For the half-year to 31 December 2014, the IPKat's regular team is supplemented by contributions from guest bloggers Rebecca Gulbul, Lucas Michels and Marie-Andrée Weiss.

Regular round-ups of the previous week's blogposts are kindly compiled by Alberto Bellan.

Friday, 2 May 2008

Global Index launched today

This morning the IPKat woke up to discover the launch of the Taylor Wessing Global Intellectual Property Index, prepared in association with Managing Intellectual Property magazine. The launch party is in the form of a delicious breakfast seminar, leaving participants with the rest of the day to digest the Index's findings.
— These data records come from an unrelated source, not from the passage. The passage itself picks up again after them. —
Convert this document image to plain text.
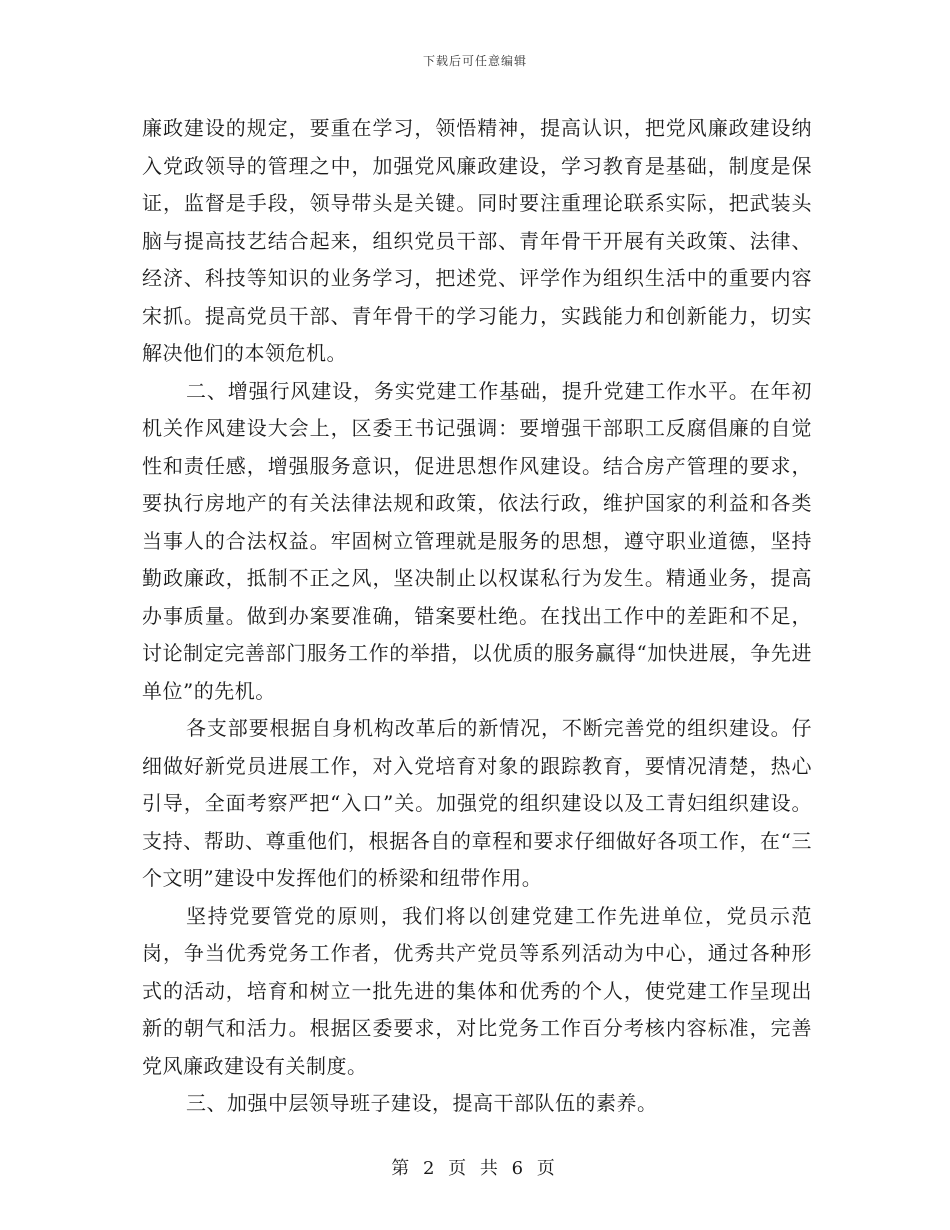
下载后可任意编辑

廉政建设的规定，要重在学习，领悟精神，提高认识，把党风廉政建设纳入党政领导的管理之中，加强党风廉政建设，学习教育是基础，制度是保证，监督是手段，领导带头是关键。同时要注重理论联系实际，把武装头脑与提高技艺结合起来，组织党员干部、青年骨干开展有关政策、法律、经济、科技等知识的业务学习，把述党、评学作为组织生活中的重要内容宋抓。提高党员干部、青年骨干的学习能力，实践能力和创新能力，切实解决他们的本领危机。

二、增强行风建设，务实党建工作基础，提升党建工作水平。在年初机关作风建设大会上，区委王书记强调：要增强干部职工反腐倡廉的自觉性和责任感，增强服务意识，促进思想作风建设。结合房产管理的要求，要执行房地产的有关法律法规和政策，依法行政，维护国家的利益和各类当事人的合法权益。牢固树立管理就是服务的思想，遵守职业道德，坚持勤政廉政，抵制不正之风，坚决制止以权谋私行为发生。精通业务，提高办事质量。做到办案要准确，错案要杜绝。在找出工作中的差距和不足，讨论制定完善部门服务工作的举措，以优质的服务赢得“加快进展，争先进单位”的先机。

各支部要根据自身机构改革后的新情况，不断完善党的组织建设。仔细做好新党员进展工作，对入党培育对象的跟踪教育，要情况清楚，热心引导，全面考察严把“入口”关。加强党的组织建设以及工青妇组织建设。支持、帮助、尊重他们，根据各自的章程和要求仔细做好各项工作，在“三个文明”建设中发挥他们的桥梁和纽带作用。

坚持党要管党的原则，我们将以创建党建工作先进单位，党员示范岗，争当优秀党务工作者，优秀共产党员等系列活动为中心，通过各种形式的活动，培育和树立一批先进的集体和优秀的个人，使党建工作呈现出新的朝气和活力。根据区委要求，对比党务工作百分考核内容标准，完善党风廉政建设有关制度。

三、加强中层领导班子建设，提高干部队伍的素养。

第 2 页 共 6 页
In short, this Index presents a comprehensive statistical comparison of IP protection and enforcement in 22 of the world's leading economies, rating each jurisdiction in terms of how well it protects and enforces patents, trade marks and copyright. According to the law firm's website,

"Based on an innovative analysis of surveys of senior industry figures globally and an array of published empirical data, the index provides an assessment of the best and worst jurisdictions to obtain, exploit, enforce and attack particular types of IP. Where once anecdotes, conjecture and even some prejudice may have informed our view of a particular jurisdiction, we are now able to rely on statistical analysis".
There aren't too many surprises in the rankings. The 22 countries are divided between five tiers. The three "best buys" are the UK, USA and Germany - which is good news for Anglo-German law firms like Taylor Wessing. The bottom tier consists of India, Brazil, Russia and China -- which must account for getting on for half of the world's population. Perhaps more surprisingly two EU countries -- Poland and Italy -- are in the one-from-bottom tier, while the "middle order" features Japan, Spain and South Africa.
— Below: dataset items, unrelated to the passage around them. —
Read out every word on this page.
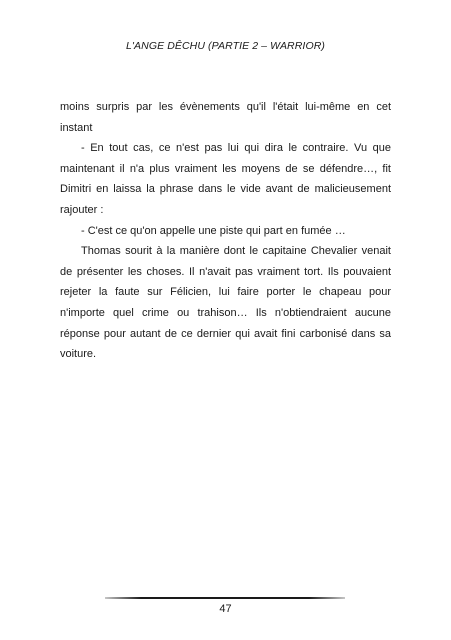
L'ANGE DÊCHU (PARTIE 2 – WARRIOR)

moins surpris par les évènements qu'il l'était lui-même en cet instant

- En tout cas, ce n'est pas lui qui dira le contraire. Vu que maintenant il n'a plus vraiment les moyens de se défendre…, fit Dimitri en laissa la phrase dans le vide avant de malicieusement rajouter :

- C'est ce qu'on appelle une piste qui part en fumée …

Thomas sourit à la manière dont le capitaine Chevalier venait de présenter les choses. Il n'avait pas vraiment tort. Ils pouvaient rejeter la faute sur Félicien, lui faire porter le chapeau pour n'importe quel crime ou trahison… Ils n'obtiendraient aucune réponse pour autant de ce dernier qui avait fini carbonisé dans sa voiture.

47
The IPKat congratulates TW and MIP on this endeavour, which he hopes will be repeated on an annual basis. That way, we can get to compare the continuing response of these important jurisdictions to the demands of IP owners, their competitors, consumers and the marketplace.
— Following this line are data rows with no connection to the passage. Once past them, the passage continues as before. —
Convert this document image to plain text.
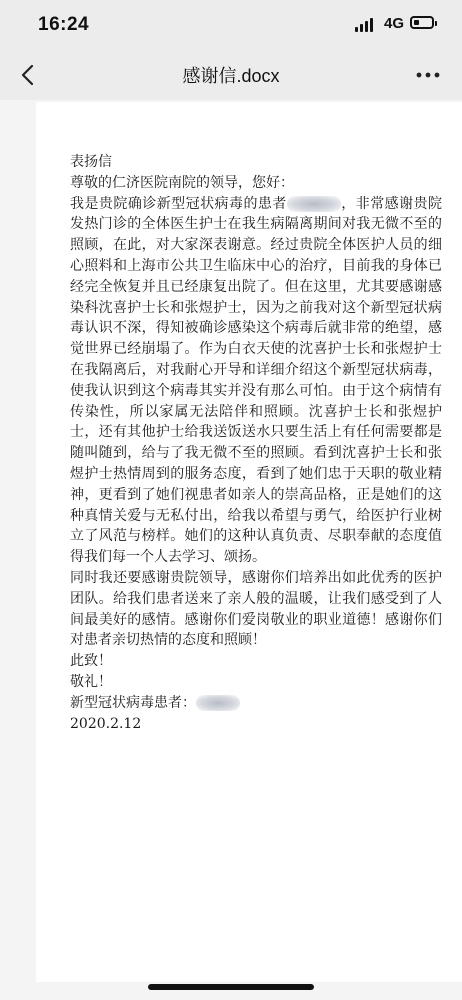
16:24	4G
感谢信.docx

表扬信

尊敬的仁济医院南院的领导，您好：

我是贵院确诊新型冠状病毒的患者	，非常感谢贵院发热门诊的全体医生护士在我生病隔离期间对我无微不至的照顾，在此，对大家深表谢意。经过贵院全体医护人员的细心照料和上海市公共卫生临床中心的治疗，目前我的身体已经完全恢复并且已经康复出院了。但在这里，尤其要感谢感染科沈喜护士长和张煜护士，因为之前我对这个新型冠状病毒认识不深，得知被确诊感染这个病毒后就非常的绝望，感觉世界已经崩塌了。作为白衣天使的沈喜护士长和张煜护士在我隔离后，对我耐心开导和详细介绍这个新型冠状病毒，使我认识到这个病毒其实并没有那么可怕。由于这个病情有传染性，所以家属无法陪伴和照顾。沈喜护士长和张煜护士，还有其他护士给我送饭送水只要生活上有任何需要都是随叫随到，给与了我无微不至的照顾。看到沈喜护士长和张煜护士热情周到的服务态度，看到了她们忠于天职的敬业精神，更看到了她们视患者如亲人的崇高品格，正是她们的这种真情关爱与无私付出，给我以希望与勇气，给医护行业树立了风范与榜样。她们的这种认真负责、尽职奉献的态度值得我们每一个人去学习、颂扬。

同时我还要感谢贵院领导，感谢你们培养出如此优秀的医护团队。给我们患者送来了亲人般的温暖，让我们感受到了人间最美好的感情。感谢你们爱岗敬业的职业道德！感谢你们对患者亲切热情的态度和照顾！

此致！

敬礼！

新型冠状病毒患者：

2020.2.12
You can download the full report here. It's 36 pages long and very handsome, with lots of tables.

1 comment:

IP Protection in China said...

I am currently studying the content of China law in HK, although being a Chinese in HK I am a bit sad to find out that China is still ranked so lower in IP regime, it encourages me to think about how to contribute to the improvement in IP protection in China.